研究課題/領域番号 |
06044021
|
研究種目 |
国際学術研究
|
配分区分 | 補助金 |
応募区分 | 共同研究 |
研究機関 | 東北大学 |
研究代表者 |
末光 眞希 東北大学, 電気通信研究所, 助教授 (00134057)
|
研究分担者 |
SCHWAB Claud 国立科学研究所, 半導体物理学研究所, 教授
庭野 道夫 東北大学, 電気通信研究所, 助教授 (20134075)
CLAUDE Schwab C.N.R.S,Laboratory of physics and application of semiconductors Professor
|
研究期間 (年度) |
1994 – 1995
|
キーワード | 砒化ガリウム / 半絶縁性 / 点欠陥 / 光学物性 / 電子スピン共鳴 / EL2 / フォトクエンチング効果 / 光伝導度 |
研究概要 |
本研究の目的は半絶縁性GaAs結晶の高品質化をめざし、EL2を中心とする固有点欠陥の物性を明らかにし、それらの制御法確立に対する指針を得ることである。当初計画では第一年度に固有点欠陥の物性研究を行い、第二年度にその成果を踏まえてその制御法の確立に進む予定であった。しかし初年度だけの成果では制御すべき欠陥の同定が不十分であるとの判断に立ち、第二年度(平成7年度)も引き続き、固有点欠陥の物性研究に集中した。とくに本年度は半絶縁性GaAsの半絶縁化機構において重要な役割を果たすEL2準位の低温光照射消失(Photoquenching:PQ)効果の発現機構を中心に研究を行った。 PQ効果は90K以下の低温で近赤外光を照射するとEL2準位が持つ光学的、電気的性質が消失する効果で、EL2準位を特徴づけるものである。従来PQ効果はEL2準位の準安定状態遷移と言われてきた。しかし、最近ではEL2以外の準位の関与を示唆する考えもあり、これがEL2準位そのものの準安定化なのか結晶系全体の準安定化なのかの判別を含めその機構解明の詳細は依然不明である。われわれは前年度の研究結果から、このPQ効果に複数の準位が関与していることを見出しており、その機構解明は半絶縁性GaAs結晶の高品質化にとっても重要であると考えた。 本年度の研究で明らかにした点は次の通りである。 ●EL2のPQ効果はEL2単独の現象ではない。 外因性アクセプタである炭素密度を変化させた一連の試料を用意してそのPQ効果を調べたところ、EL2とは単独した点欠陥である炭素アクセプタがEL2のPQ効果を促進する作用を持つことを初めて明らかにした。 ●EL2のPQ効果にはある深いアクセプタ準位が関与している。 室温から液体He温度に至る広い温度範囲にわたりPQ効果の温度依存性を調べ、低温ほどPQ効果が促進されることを見出した。

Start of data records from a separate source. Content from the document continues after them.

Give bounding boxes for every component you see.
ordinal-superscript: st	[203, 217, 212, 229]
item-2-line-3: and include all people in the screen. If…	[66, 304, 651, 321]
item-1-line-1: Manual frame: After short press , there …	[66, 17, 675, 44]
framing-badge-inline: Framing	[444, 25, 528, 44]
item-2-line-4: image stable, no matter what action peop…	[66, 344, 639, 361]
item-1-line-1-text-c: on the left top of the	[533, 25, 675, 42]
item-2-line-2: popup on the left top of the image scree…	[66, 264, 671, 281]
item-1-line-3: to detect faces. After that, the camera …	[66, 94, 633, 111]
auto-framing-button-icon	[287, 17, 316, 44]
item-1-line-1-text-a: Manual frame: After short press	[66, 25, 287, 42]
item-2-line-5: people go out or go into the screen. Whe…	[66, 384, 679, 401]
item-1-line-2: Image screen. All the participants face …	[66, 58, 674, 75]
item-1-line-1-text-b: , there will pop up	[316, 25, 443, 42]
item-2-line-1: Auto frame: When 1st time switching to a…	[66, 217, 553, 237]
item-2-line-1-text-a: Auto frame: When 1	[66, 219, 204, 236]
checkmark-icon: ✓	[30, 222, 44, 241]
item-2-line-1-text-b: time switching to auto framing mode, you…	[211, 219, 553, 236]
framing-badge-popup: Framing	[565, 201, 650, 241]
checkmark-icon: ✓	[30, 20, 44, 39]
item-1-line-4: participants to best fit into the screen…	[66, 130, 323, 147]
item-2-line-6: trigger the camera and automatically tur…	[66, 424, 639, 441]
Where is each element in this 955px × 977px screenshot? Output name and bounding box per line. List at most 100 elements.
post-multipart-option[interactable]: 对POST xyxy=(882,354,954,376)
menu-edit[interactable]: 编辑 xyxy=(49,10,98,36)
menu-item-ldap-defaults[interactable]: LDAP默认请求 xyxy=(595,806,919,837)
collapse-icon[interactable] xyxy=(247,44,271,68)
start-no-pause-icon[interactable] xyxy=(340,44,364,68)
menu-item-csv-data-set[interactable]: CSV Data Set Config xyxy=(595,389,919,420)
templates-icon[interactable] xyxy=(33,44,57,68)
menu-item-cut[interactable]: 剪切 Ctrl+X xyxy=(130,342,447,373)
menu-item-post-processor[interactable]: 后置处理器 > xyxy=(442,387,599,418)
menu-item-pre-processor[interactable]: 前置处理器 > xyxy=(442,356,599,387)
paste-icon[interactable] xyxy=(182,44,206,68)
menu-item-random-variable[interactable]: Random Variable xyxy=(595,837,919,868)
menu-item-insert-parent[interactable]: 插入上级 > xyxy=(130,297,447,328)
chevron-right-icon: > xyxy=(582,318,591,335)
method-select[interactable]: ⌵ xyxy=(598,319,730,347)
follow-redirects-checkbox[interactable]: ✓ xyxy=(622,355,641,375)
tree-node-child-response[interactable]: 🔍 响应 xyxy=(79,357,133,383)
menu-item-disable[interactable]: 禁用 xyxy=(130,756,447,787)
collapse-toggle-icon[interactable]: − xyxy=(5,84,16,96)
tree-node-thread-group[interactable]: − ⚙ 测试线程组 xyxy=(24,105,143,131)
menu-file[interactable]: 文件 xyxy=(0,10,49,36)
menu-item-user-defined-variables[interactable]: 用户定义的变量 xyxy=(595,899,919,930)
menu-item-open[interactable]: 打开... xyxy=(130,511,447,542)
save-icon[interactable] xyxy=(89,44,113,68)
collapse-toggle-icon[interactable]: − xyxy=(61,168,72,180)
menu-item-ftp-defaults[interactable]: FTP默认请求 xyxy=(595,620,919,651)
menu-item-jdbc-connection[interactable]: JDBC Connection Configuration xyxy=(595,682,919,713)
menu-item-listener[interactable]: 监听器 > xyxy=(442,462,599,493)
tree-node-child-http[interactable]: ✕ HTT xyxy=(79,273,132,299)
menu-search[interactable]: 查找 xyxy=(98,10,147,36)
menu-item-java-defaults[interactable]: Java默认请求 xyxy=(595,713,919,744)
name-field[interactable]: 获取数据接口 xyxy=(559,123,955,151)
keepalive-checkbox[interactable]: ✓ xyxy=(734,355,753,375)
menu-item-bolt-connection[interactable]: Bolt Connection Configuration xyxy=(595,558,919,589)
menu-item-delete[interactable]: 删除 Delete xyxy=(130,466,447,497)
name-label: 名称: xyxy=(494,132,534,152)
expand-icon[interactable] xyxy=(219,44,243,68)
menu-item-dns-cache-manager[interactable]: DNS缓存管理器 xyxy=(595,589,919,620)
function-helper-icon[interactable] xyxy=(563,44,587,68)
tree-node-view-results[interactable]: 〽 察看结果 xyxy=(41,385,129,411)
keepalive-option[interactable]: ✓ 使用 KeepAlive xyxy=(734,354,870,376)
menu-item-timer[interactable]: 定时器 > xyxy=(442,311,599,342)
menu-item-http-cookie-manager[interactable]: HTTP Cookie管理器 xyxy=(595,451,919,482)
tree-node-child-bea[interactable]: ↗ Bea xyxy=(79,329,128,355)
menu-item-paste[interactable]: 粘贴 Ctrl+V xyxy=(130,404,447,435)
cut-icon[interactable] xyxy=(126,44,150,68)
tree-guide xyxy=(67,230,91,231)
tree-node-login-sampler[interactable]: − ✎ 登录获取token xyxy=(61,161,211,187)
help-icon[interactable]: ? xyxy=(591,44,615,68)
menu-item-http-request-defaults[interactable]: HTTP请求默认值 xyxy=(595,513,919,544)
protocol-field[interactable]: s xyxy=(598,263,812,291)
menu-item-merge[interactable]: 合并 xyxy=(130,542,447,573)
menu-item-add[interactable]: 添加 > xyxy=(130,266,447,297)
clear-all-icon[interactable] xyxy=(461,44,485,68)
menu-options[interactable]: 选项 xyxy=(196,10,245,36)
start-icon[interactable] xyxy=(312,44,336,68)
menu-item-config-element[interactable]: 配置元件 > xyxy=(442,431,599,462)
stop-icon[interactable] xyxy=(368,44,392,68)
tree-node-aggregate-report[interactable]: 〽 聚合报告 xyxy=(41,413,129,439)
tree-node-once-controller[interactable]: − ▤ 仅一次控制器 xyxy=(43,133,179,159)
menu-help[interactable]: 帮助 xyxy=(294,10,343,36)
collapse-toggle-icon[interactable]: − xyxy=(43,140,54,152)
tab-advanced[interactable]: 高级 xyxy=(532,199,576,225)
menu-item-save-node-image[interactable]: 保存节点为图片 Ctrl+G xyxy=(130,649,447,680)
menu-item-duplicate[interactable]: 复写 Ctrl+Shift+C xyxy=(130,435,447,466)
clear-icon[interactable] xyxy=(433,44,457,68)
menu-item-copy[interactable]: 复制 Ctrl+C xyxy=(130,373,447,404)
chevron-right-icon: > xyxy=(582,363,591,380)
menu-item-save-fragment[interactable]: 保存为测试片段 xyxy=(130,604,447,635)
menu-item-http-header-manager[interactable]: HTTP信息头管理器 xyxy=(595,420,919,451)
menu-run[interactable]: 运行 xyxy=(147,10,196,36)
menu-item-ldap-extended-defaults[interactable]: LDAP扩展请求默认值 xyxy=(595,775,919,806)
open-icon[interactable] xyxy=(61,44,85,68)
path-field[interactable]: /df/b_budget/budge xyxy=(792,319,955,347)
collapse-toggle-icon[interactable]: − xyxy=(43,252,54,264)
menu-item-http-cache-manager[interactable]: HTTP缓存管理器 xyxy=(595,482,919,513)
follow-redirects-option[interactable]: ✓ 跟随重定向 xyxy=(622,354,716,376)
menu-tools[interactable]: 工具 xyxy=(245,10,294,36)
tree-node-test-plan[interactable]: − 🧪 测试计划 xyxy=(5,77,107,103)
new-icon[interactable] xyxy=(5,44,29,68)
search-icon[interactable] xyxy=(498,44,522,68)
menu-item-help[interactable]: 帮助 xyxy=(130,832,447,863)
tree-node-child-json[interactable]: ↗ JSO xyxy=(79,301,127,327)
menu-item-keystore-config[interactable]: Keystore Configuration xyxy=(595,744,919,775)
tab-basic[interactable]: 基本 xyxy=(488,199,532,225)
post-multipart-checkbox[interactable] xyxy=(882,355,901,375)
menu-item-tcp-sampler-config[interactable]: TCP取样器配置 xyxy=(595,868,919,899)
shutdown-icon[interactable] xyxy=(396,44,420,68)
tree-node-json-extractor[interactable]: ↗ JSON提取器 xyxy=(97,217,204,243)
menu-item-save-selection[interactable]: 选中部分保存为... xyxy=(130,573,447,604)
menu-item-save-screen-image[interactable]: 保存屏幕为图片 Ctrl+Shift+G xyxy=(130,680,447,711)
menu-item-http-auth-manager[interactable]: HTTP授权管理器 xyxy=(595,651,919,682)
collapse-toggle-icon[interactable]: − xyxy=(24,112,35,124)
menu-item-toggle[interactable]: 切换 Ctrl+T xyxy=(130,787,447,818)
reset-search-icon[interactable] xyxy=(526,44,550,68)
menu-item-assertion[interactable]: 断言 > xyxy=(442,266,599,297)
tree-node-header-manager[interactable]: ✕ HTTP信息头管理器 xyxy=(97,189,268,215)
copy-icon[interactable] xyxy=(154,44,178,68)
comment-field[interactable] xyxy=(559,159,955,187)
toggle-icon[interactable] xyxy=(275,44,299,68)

そしてこの温度効果は、価電子帯から70-80meV上にある深いアクセプタ準位(Actuator Level:AL)が中性状態にある時にEL2のPQ効果を促進する-と考えることで定量的に説明できることを明らかにした。 ●PQ効果のALモデルを構築した。 ALモデルはPQ効果に対する炭素アクセプタの効果および温度効果を統一的に説明する。 ●ALの存在を実験的に確認した。 結晶内の深い諸準位の荷電状態を調べる熱刺激電流(Thermally Stimulated Current:TSC)測定を同一試料群に対し行ったところ、ALの活性化エネルギーに対応する温度位置にホール放出に伴うピークを観測し、ALの存在を実験的に確認した。またこのホール放出はPQ光を照射してはじめて観測されることから、低温でのPQ光照射はこのALのホール捕獲という電荷移動を引き起こしていることが明らかになった。 ●PQ光照射はAL以外の諸準位への電荷移動を引き起こしている。 PQ光照射に伴うTSCスペクトルの経時変化を見たところ、さらにAL以外への電荷移動も観測された。それぞれの準位の同定とPQ効果における役割の解明を現在行っている。 ●光伝導率測定も光吸収測定の結果を支持した。 同一試料群に対し光電導率(Photoconductivity:PC)測定を行ったところ、EL2の準安定状態遷移に伴うPCの減少・増大を観察した。一方、PCを示さない低炭素試料ではそのようなPCの変動がなく、PCがEL2準安定化遷移を反映することを確認した。 ●EL2とAs_<Ga>とは異なる点欠陥である。 EL2に対するこれら炭素密度・温度依存性や近赤外吸収法および光伝導率で測定されるEL2と、電子スピン共鳴法で測定されるAs_<Ga>とは全く異なる光応答性を示し、この両者が異なる点欠陥であることが明らかになった。